Las mujeres solo representan el 19% del empleo en tecnología
En un reciente informe de Computing BPS, se destacó que las mujeres representan solo el 19% del empleo en el sector tecnológico en América Latina. Esta cifra resalta la persistente brecha de género en un campo que se considera clave para el desarrollo económico y la innovación en la región.
A medida que la tecnología sigue transformando todos los aspectos de la vida laboral, la subrepresentación de las mujeres en este sector es preocupante. Mientras que en otros sectores, como la educación y la salud, la participación femenina es significativamente mayor, en tecnología las mujeres enfrentan barreras que limitan su acceso y permanencia en estos puestos.
Factores como los estereotipos de género, la falta de modelos a seguir y la escasez de programas educativos que fomenten el interés por la tecnología entre las jóvenes contribuyen a esta situación. A pesar de los esfuerzos de diferentes organizaciones y programas que buscan promover la inclusión de las mujeres en STEM (ciencia, tecnología, ingeniería y matemáticas), el avance ha sido lento.
Además, la falta de políticas de igualdad en el lugar de trabajo y la cultura empresarial, a menudo dominada por hombres, dificultan aún más la integración de mujeres en roles técnicos y de liderazgo. Según expertos, cerrar esta brecha no solo beneficiaría a las mujeres, sino que también impulsaría el crecimiento económico de la región, promoviendo una diversidad que ha demostrado ser fundamental para la innovación y la creatividad.

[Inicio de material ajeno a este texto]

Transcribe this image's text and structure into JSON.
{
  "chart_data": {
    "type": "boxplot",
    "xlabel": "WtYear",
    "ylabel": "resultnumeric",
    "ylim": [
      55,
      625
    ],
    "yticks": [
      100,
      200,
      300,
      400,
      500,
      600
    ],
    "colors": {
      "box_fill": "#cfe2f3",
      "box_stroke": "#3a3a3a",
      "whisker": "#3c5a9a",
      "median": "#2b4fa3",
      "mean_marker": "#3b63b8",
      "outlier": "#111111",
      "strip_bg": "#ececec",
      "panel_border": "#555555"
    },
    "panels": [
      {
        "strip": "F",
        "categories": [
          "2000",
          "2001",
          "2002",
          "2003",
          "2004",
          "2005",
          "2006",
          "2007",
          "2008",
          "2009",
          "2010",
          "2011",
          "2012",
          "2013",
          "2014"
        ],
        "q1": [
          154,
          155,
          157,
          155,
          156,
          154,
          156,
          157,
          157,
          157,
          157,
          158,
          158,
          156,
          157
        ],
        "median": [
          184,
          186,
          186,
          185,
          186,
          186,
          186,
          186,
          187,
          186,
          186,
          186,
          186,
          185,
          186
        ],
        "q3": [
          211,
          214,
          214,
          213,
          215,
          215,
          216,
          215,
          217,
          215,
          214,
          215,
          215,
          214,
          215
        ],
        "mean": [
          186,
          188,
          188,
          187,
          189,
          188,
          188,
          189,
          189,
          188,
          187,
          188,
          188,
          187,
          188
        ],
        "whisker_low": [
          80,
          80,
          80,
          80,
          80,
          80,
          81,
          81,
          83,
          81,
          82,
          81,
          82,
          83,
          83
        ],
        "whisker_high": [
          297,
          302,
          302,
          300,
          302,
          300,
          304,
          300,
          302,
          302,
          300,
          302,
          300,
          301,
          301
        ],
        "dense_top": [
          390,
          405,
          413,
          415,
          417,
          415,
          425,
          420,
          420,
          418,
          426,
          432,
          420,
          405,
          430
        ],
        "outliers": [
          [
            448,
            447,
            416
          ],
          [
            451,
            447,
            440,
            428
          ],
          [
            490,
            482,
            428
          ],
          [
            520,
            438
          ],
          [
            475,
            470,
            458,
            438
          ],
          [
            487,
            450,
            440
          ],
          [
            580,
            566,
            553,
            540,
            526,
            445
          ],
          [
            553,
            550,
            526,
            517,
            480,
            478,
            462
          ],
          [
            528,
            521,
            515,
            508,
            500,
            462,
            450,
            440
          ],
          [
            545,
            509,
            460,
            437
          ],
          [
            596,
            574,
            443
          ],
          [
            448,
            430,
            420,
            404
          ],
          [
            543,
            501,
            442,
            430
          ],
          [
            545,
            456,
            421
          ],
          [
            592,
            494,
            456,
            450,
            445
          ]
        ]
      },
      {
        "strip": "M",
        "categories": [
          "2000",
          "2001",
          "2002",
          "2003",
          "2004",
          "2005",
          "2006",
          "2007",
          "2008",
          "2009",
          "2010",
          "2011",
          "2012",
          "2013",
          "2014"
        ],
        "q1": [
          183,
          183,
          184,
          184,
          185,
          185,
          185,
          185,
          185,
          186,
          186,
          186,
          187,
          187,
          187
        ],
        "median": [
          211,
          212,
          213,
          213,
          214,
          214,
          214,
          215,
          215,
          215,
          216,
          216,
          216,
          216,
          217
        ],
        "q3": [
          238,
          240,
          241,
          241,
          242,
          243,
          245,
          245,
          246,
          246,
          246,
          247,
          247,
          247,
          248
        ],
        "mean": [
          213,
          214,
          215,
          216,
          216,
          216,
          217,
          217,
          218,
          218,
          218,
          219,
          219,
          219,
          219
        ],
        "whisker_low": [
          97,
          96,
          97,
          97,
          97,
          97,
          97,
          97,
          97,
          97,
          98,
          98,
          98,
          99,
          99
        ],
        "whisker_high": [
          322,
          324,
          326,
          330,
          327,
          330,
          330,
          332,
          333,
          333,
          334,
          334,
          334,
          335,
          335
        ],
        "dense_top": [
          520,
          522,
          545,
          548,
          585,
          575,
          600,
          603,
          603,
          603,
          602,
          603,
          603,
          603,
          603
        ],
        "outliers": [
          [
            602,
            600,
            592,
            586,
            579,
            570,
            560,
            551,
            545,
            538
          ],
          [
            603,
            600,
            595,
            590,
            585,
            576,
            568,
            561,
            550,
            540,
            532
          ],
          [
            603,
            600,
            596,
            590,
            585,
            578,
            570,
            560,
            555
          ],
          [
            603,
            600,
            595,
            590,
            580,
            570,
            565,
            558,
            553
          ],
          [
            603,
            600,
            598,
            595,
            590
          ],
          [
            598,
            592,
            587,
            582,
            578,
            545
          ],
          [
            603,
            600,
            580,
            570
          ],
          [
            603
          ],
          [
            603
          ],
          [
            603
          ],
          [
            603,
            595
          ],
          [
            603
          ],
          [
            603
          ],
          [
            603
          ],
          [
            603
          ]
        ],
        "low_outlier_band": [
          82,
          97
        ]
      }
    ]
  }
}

Es esencial que empresas, gobiernos y organizaciones sin fines de lucro trabajen juntos para crear un entorno más inclusivo que apoye a las mujeres en su camino hacia carreras tecnológicas. Iniciativas como programas de mentoría, becas y capacitación técnica son pasos importantes para cambiar esta narrativa y fomentar una mayor equidad en el ámbito laboral.
En conclusión, la representación femenina en el sector tecnológico es alarmantemente baja, y es un llamado a la acción para todos los actores de la sociedad. La igualdad de género en el empleo no solo es un imperativo ético, sino también una necesidad económica que podría transformar la cara del mercado laboral en América Latina.